This is a note to let everyone know that I am still alive, and apologize for not posting for over two weeks.
I am writing this on the new Dell laptop that my wife bought. This is the first time I've been able to use it. I am in the living room and carrying on a conversation with my four year old son, who is telling me about activity in his Fisher-Price dollhouse.
My son just turned four on February 26, and I will be turning 41 tomorrow. I don't have any special feelings about turning 41, except wondering how exactly I got this old. It does seem that the minute you turn 30, your life goes into fast-forward. I remember when I was young, my parents always told me that life goes by like a blur the older you get, and now I know what they meant.

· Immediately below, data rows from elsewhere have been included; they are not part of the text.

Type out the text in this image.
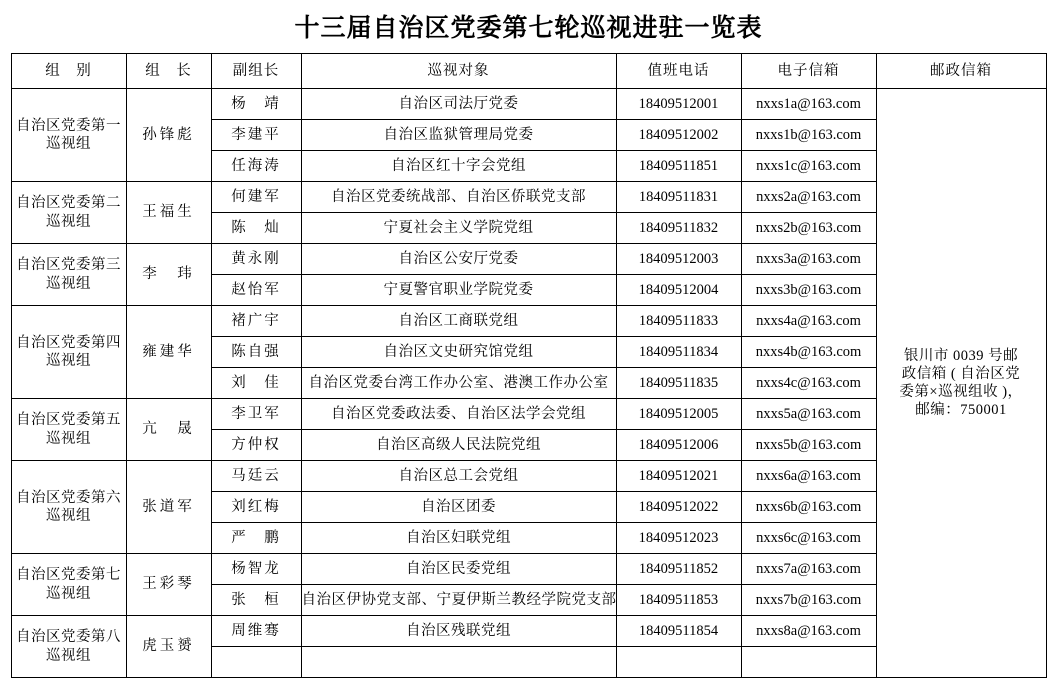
十三届自治区党委第七轮巡视进驻一览表
组　别	组　长	副组长	巡视对象	值班电话	电子信箱	邮政信箱
自治区党委第一巡视组	孙锋彪	杨　靖	自治区司法厅党委	18409512001	nxxs1a@163.com	银川市 0039 号邮
政信箱 ( 自治区党
委第×巡视组收 )，
邮编：750001

		李建平	自治区监狱管理局党委	18409512002	nxxs1b@163.com	
		任海涛	自治区红十字会党组	18409511851	nxxs1c@163.com	
自治区党委第二巡视组	王福生	何建军	自治区党委统战部、自治区侨联党支部	18409511831	nxxs2a@163.com	
		陈　灿	宁夏社会主义学院党组	18409511832	nxxs2b@163.com	
自治区党委第三巡视组	李　玮	黄永刚	自治区公安厅党委	18409512003	nxxs3a@163.com	
		赵怡军	宁夏警官职业学院党委	18409512004	nxxs3b@163.com	
自治区党委第四巡视组	雍建华	褚广宇	自治区工商联党组	18409511833	nxxs4a@163.com	
		陈自强	自治区文史研究馆党组	18409511834	nxxs4b@163.com	
		刘　佳	自治区党委台湾工作办公室、港澳工作办公室	18409511835	nxxs4c@163.com	
自治区党委第五巡视组	亢　晟	李卫军	自治区党委政法委、自治区法学会党组	18409512005	nxxs5a@163.com	
		方仲权	自治区高级人民法院党组	18409512006	nxxs5b@163.com	
自治区党委第六巡视组	张道军	马廷云	自治区总工会党组	18409512021	nxxs6a@163.com	
		刘红梅	自治区团委	18409512022	nxxs6b@163.com	
		严　鹏	自治区妇联党组	18409512023	nxxs6c@163.com	
自治区党委第七巡视组	王彩琴	杨智龙	自治区民委党组	18409511852	nxxs7a@163.com	
		张　桓	自治区伊协党支部、宁夏伊斯兰教经学院党支部	18409511853	nxxs7b@163.com	
自治区党委第八巡视组	虎玉赟	周维骞	自治区残联党组	18409511854	nxxs8a@163.com	
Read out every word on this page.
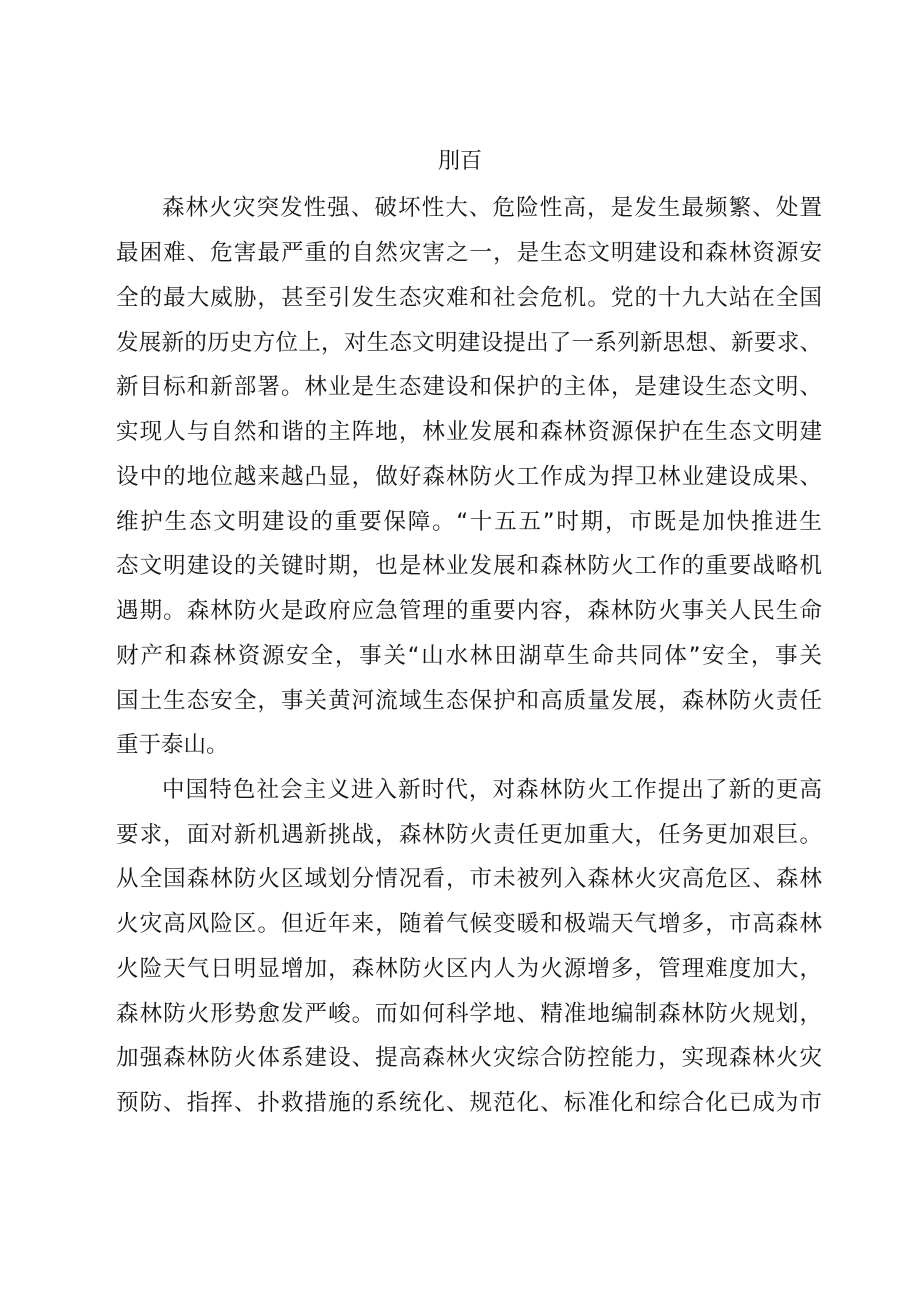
刖百
森林火灾突发性强、破坏性大、危险性高，是发生最频繁、处置
最困难、危害最严重的自然灾害之一，是生态文明建设和森林资源安
全的最大威胁，甚至引发生态灾难和社会危机。党的十九大站在全国
发展新的历史方位上，对生态文明建设提出了一系列新思想、新要求、
新目标和新部署。林业是生态建设和保护的主体，是建设生态文明、
实现人与自然和谐的主阵地，林业发展和森林资源保护在生态文明建
设中的地位越来越凸显，做好森林防火工作成为捍卫林业建设成果、
维护生态文明建设的重要保障。“十五五”时期，市既是加快推进生
态文明建设的关键时期，也是林业发展和森林防火工作的重要战略机
遇期。森林防火是政府应急管理的重要内容，森林防火事关人民生命
财产和森林资源安全，事关“山水林田湖草生命共同体”安全，事关
国土生态安全，事关黄河流域生态保护和高质量发展，森林防火责任
重于泰山。
中国特色社会主义进入新时代，对森林防火工作提出了新的更高
要求，面对新机遇新挑战，森林防火责任更加重大，任务更加艰巨。
从全国森林防火区域划分情况看，市未被列入森林火灾高危区、森林
火灾高风险区。但近年来，随着气候变暖和极端天气增多，市高森林
火险天气日明显增加，森林防火区内人为火源增多，管理难度加大，
森林防火形势愈发严峻。而如何科学地、精准地编制森林防火规划，
加强森林防火体系建设、提高森林火灾综合防控能力，实现森林火灾
预防、指挥、扑救措施的系统化、规范化、标准化和综合化已成为市
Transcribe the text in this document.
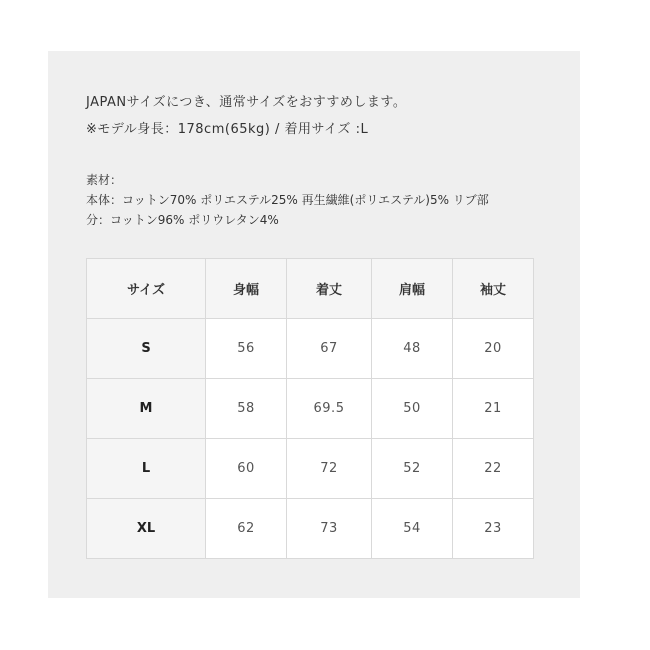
JAPANサイズにつき、通常サイズをおすすめします。
※モデル身長：178cm(65kg) / 着用サイズ :L
素材：
本体：コットン70% ポリエステル25% 再生繊維(ポリエステル)5% リブ部
分：コットン96% ポリウレタン4%
サイズ	身幅	着丈	肩幅	袖丈
S	56	67	48	20
M	58	69.5	50	21
L	60	72	52	22
XL	62	73	54	23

I stressed out when I turned 39, realizing that it was my last year until 40. Once I actually turned 40, it really was no big deal. 41 just feels like a number.
Well, I am going to cut this short because my son (who cracked me up on his birthday when he said he wanted to still be 3 and not 4) is begging for attention.
2 comments:
I think I can explain your fast-forward dilemma. Or, at least, explain it to you the way it was explained to me and hope it makes sense to you. The older you get, the faster time seems to go because the longer you live the shorter each duration seems in comparison to what you have already lived. For instance, at age one a year is your whole life but at age 50, it is only 1/50th of your life. Hope this makes sense. Probably not though.
That actually does make a lot of sense. I can remember summer vacations as a kid and how they seemed to last forever. Now summer goes by like a blur. I suppose the more life experience you have, the more time seems to get "smaller" or more compressed.